Ressourcenbedarf: Das Training großer Sprachmodelle erfordert erhebliche Rechenkapazität. GPT-3 benötigte 2020 geschätzt 3.640 Petaflop-Tage. Dieser Bedarf begrenzt, wer solche Modelle trainieren kann, auf wenige Organisationen mit entsprechender Infrastruktur.

Halluzinationen: Generative Sprachmodelle erzeugen gelegentlich Texte, die plausibel klingen, aber faktisch falsch sind. Dieses Phänomen tritt besonders bei Fragen auf, zu denen das Modell wenig Trainingsdaten gesehen hat.

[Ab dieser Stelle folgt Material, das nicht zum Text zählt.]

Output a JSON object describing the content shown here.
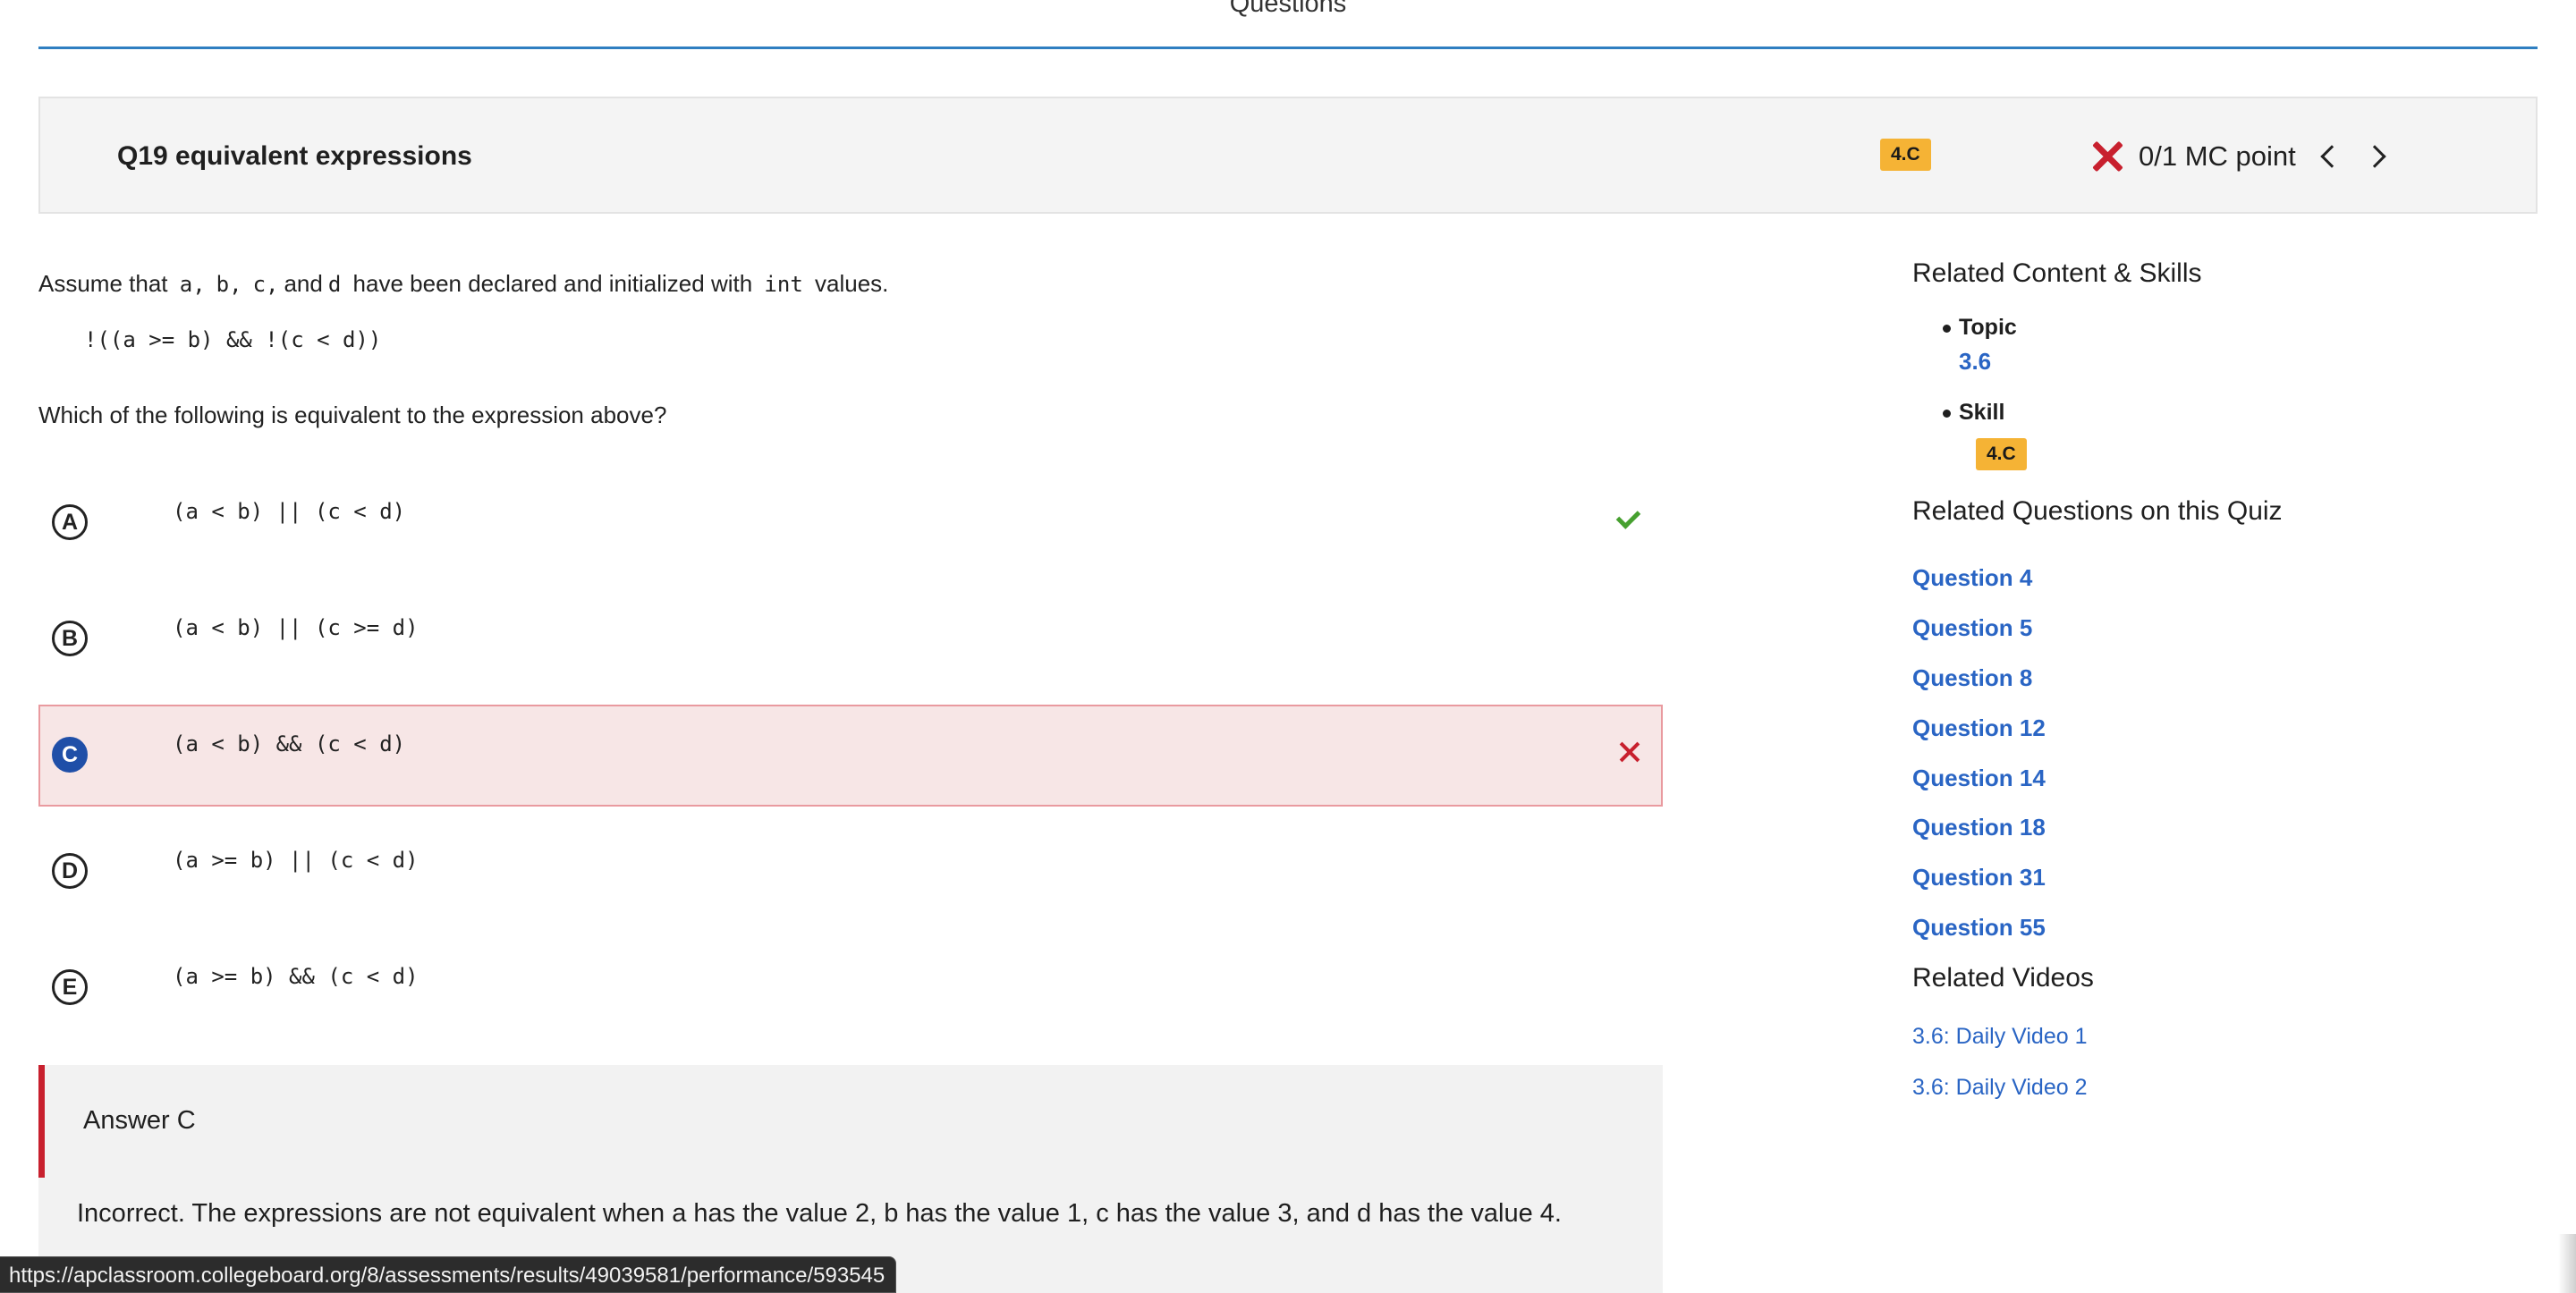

Low-Resource-Sprachen: Die meisten NLP-Fortschritte gelten für Englisch und wenige weitere gut dokumentierte Sprachen. Für die Mehrzahl der weltweit gesprochenen Sprachen existieren weder ausreichende Trainingsdaten noch evaluierte Modelle.

Fachliche Einordnung: Die Grenzen von NLP sind nicht nur technischer Natur. Sprache spiegelt gesellschaftliche Strukturen wider. Ein System, das Sprache verarbeitet, verarbeitet damit auch die in der Sprache kodierten Machtverhältnisse, Vorurteile und kulturellen Annahmen. Die Forschung zu Fairness und Bias in NLP ist ein aktives Feld, das über rein technische Lösungen hinausgeht.